| /*===-- udivmodsi4.S - 32-bit unsigned integer divide and modulus ---------===// |
| * |
| * The LLVM Compiler Infrastructure |
| * |
| * This file is dual licensed under the MIT and the University of Illinois Open |
| * Source Licenses. See LICENSE.TXT for details. |
| * |
| *===----------------------------------------------------------------------===// |
| * |
| * This file implements the __udivmodsi4 (32-bit unsigned integer divide and |
| * modulus) function for the ARM architecture. A naive digit-by-digit |
| * computation is employed for simplicity. |
| * |
| *===----------------------------------------------------------------------===*/ |
| |
| #include "../assembly.h" |
| |
| #define ESTABLISH_FRAME \ |
| push {r4, r7, lr} ;\ |
| add r7, sp, #4 |
| #define CLEAR_FRAME_AND_RETURN \ |
| pop {r4, r7, pc} |
| |
| #define a r0 |
| #define b r1 |
| #define i r3 |
| #define r r4 |
| #define q ip |
| #define one lr |
| |
| .syntax unified |
| .align 3 |
| DEFINE_COMPILERRT_FUNCTION(__udivmodsi4) |
| // We use a simple digit by digit algorithm; before we get into the actual |
| // divide loop, we must calculate the left-shift amount necessary to align |
| // the MSB of the divisor with that of the dividend (If this shift is |
| // negative, then the result is zero, and we early out).
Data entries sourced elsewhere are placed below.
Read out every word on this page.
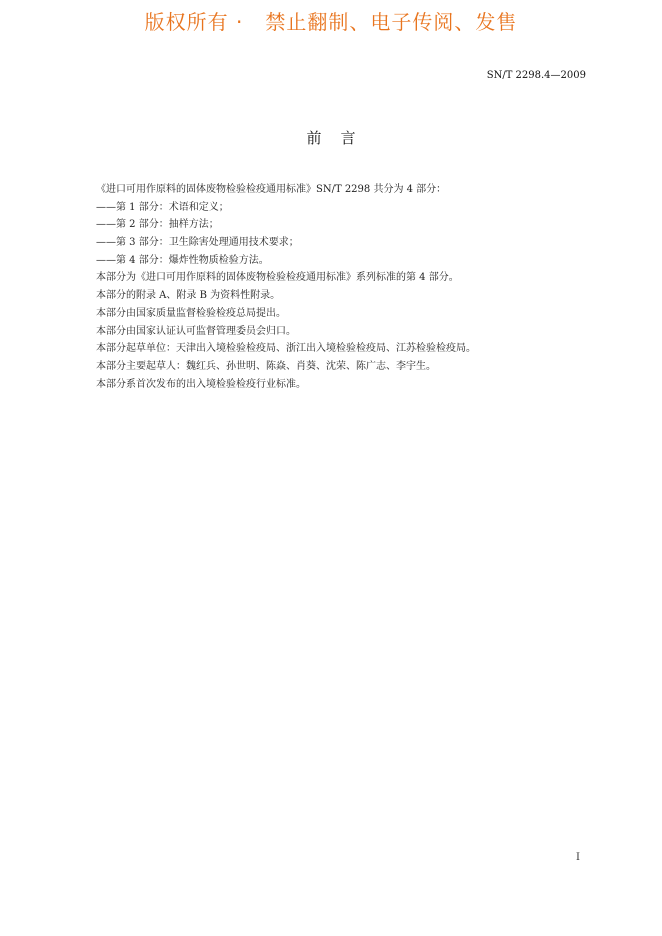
版权所有 ·   禁止翻制、电子传阅、发售
SN/T 2298.4—2009
前    言
《进口可用作原料的固体废物检验检疫通用标准》SN/T 2298 共分为 4 部分：
——第 1 部分：术语和定义；
——第 2 部分：抽样方法；
——第 3 部分：卫生除害处理通用技术要求；
——第 4 部分：爆炸性物质检验方法。
本部分为《进口可用作原料的固体废物检验检疫通用标准》系列标准的第 4 部分。
本部分的附录 A、附录 B 为资料性附录。
本部分由国家质量监督检验检疫总局提出。
本部分由国家认证认可监督管理委员会归口。
本部分起草单位：天津出入境检验检疫局、浙江出入境检验检疫局、江苏检验检疫局。
本部分主要起草人：魏红兵、孙世明、陈焱、肖葵、沈荣、陈广志、李宇生。
本部分系首次发布的出入境检验检疫行业标准。
I
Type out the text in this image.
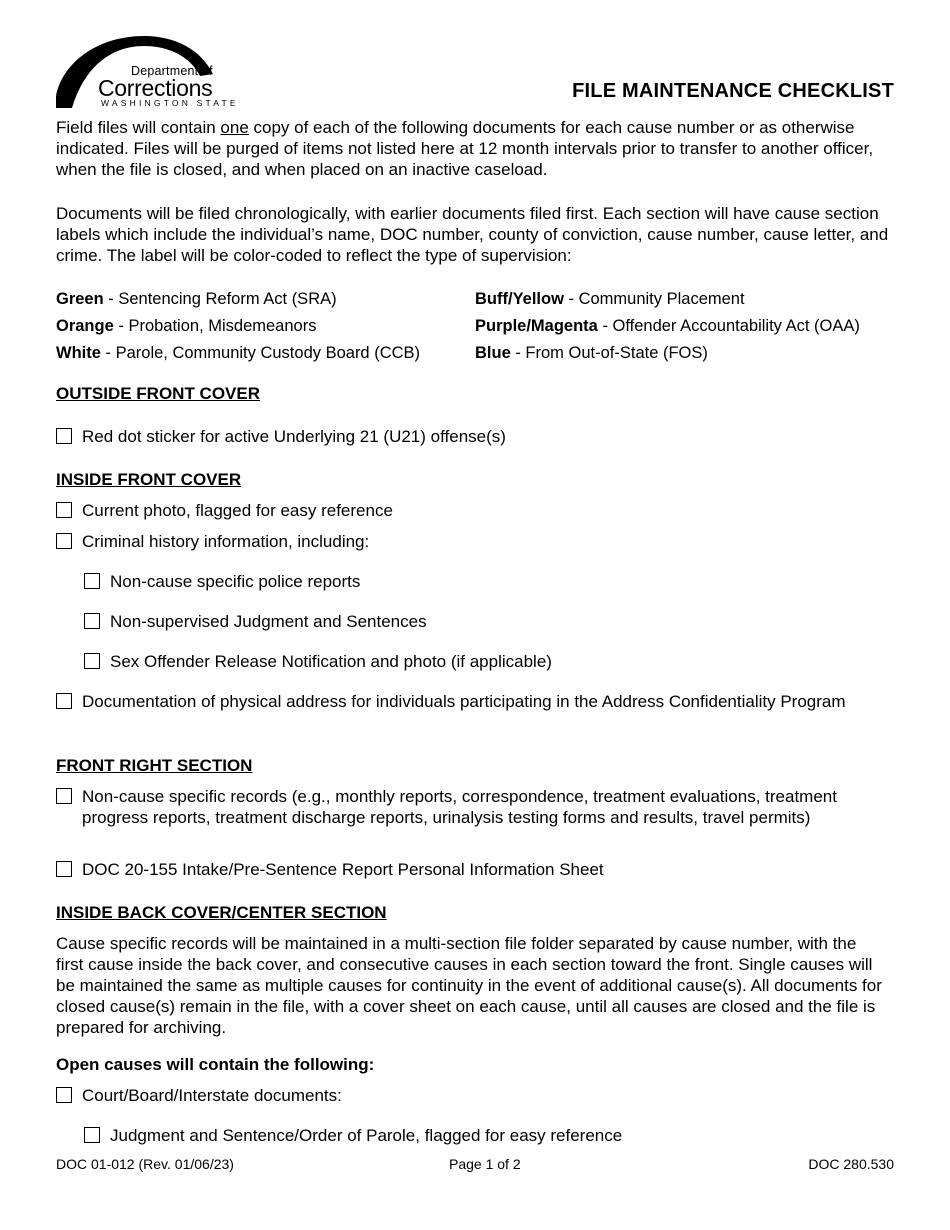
Department of
Corrections
WASHINGTON STATE
FILE MAINTENANCE CHECKLIST
Field files will contain one copy of each of the following documents for each cause number or as otherwise indicated. Files will be purged of items not listed here at 12 month intervals prior to transfer to another officer, when the file is closed, and when placed on an inactive caseload.
Documents will be filed chronologically, with earlier documents filed first. Each section will have cause section labels which include the individual’s name, DOC number, county of conviction, cause number, cause letter, and crime. The label will be color-coded to reflect the type of supervision:
Green - Sentencing Reform Act (SRA)
Orange - Probation, Misdemeanors
White - Parole, Community Custody Board (CCB)
Buff/Yellow - Community Placement
Purple/Magenta - Offender Accountability Act (OAA)
Blue - From Out-of-State (FOS)
OUTSIDE FRONT COVER
Red dot sticker for active Underlying 21 (U21) offense(s)
INSIDE FRONT COVER
Current photo, flagged for easy reference
Criminal history information, including:
Non-cause specific police reports
Non-supervised Judgment and Sentences
Sex Offender Release Notification and photo (if applicable)
Documentation of physical address for individuals participating in the Address Confidentiality Program
FRONT RIGHT SECTION
Non-cause specific records (e.g., monthly reports, correspondence, treatment evaluations, treatment progress reports, treatment discharge reports, urinalysis testing forms and results, travel permits)
DOC 20-155 Intake/Pre-Sentence Report Personal Information Sheet
INSIDE BACK COVER/CENTER SECTION
Cause specific records will be maintained in a multi-section file folder separated by cause number, with the first cause inside the back cover, and consecutive causes in each section toward the front. Single causes will be maintained the same as multiple causes for continuity in the event of additional cause(s). All documents for closed cause(s) remain in the file, with a cover sheet on each cause, until all causes are closed and the file is prepared for archiving.
Open causes will contain the following:
Court/Board/Interstate documents:
Judgment and Sentence/Order of Parole, flagged for easy reference
DOC 01-012 (Rev. 01/06/23)	Page 1 of 2	DOC 280.530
We also conjure a |
| // bit mask of 1 to use in constructing the quotient, and initialize the |
| // quotient to zero. |
| ESTABLISH_FRAME |
| clz r4, a |
| tst b, b // detect divide-by-zero |
| clz r3, b |
| mov q, #0 |
| beq LOCAL_LABEL(return) // return 0 if b is zero. |
| mov one, #1 |
| subs i, r3, r4 |
| blt LOCAL_LABEL(return) // return 0 if MSB(a) < MSB(b) |
| |
| LOCAL_LABEL(mainLoop): |
| // This loop basically implements the following: |
| // |
| // do { |
| // if (a >= b << i) { |
| // a -= b << i; |
| // q |= 1 << i; |
| // if (a == 0) break; |
| // } |
| // } while (--i) |
| // |
| // Note that this does not perform the final iteration (i == 0); by doing it |
| // this way, we can merge the two branches which is a substantial win for |
| // such a tight loop on current ARM architectures. |
| subs r, a, b, lsl i |
| orrhs q, q,one, lsl i |
| movhs a, r |
| subsne i, i, #1 |
| bhi LOCAL_LABEL(mainLoop) |
| |
| // Do the final test subtraction and update of quotient (i == 0), as it is |
| // not performed in the main loop. |
| subs r, a, b |
| orrhs q, #1 |
| movhs a, r |
| |
| LOCAL_LABEL(return): |
| // Store the remainder, and move the quotient to r0, then return. |
| str a, [r2] |
| mov r0, q |
| CLEAR_FRAME_AND_RETURN |